Real O/RM can be a great solution, but you need to have a problem that it solves. Usually that problem is that the database schemas are out of your control and change often enough to be a problem. That's not the reality of most web applications.

Also, a comment on your code. It really should track objects by type so it can save them, but it does not need to store them like a Registry so they can be retrieved. So:

Code: Select all

class Mapper
{
    private $_objects = array();

    public function getInstance ($class)
    {
        // create instance
        $obj = new $class;

        // save reference so we can save it later (by class so we know which mappings to use)
        $this->_objects[$class][] = $obj;

        return $obj;
    }

Posted: Tue Feb 27, 2007 3:56 am
by Jenk
I'm not looking to solve a problem, I'm looking to gain an understanding :)

By what you're saying, the difference between an OR mapper and an Active Record is whether the object saves itself or not.. regardless of the actual mapping element provided by a 3rd object.

In short, my understanding is as follows:

ORM:
An object is in disregard for what, where and how it's state and/or data will be saved. A mapper will take care of that.

Active Record:
This object will save it self. (Hallelujah, another [s]soul[/s] object saved!) It has a direct 1 object to 1 record relationship.

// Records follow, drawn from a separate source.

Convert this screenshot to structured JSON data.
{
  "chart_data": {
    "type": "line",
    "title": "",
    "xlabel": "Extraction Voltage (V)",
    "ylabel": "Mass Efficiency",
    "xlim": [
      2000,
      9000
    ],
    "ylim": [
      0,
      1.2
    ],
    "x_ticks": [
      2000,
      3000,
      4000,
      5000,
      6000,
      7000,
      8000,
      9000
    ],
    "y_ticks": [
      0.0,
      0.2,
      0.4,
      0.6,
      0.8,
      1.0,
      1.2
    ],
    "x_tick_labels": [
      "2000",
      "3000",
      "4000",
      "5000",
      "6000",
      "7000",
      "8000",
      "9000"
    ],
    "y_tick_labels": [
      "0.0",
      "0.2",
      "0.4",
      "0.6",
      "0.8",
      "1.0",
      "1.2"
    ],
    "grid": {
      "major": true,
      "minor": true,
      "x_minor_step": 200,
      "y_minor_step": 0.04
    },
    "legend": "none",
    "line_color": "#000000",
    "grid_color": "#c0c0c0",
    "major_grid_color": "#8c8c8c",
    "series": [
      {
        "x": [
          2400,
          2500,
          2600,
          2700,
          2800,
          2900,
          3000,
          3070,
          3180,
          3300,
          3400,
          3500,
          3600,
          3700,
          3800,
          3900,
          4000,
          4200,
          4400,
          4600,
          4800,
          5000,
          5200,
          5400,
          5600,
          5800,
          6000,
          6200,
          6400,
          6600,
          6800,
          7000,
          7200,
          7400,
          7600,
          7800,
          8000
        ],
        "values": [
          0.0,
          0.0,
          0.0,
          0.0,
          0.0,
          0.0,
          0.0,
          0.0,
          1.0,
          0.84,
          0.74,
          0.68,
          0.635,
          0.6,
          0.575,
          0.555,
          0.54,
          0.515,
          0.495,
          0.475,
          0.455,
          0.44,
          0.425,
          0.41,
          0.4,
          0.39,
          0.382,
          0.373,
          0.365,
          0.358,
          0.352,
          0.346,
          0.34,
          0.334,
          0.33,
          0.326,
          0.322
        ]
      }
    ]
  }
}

Posted: Tue Feb 27, 2007 4:26 am
by Christopher
Yes. :)

The interesting thing about both Active Record and O/RM is that they definitely suffer from the law of diminishing returns. Each additional bell and whistle you try to add to them just makes them worse. They are best kept simple -- especially in PHP.

Posted: Tue Feb 27, 2007 4:30 am
by Maugrim_The_Reaper
What's that pseudo SQL language used by Hibernate and Propel (PHP)? ;)

Posted: Tue Feb 27, 2007 4:45 am
by Christopher
HQL, but you might also be thinking of OQL.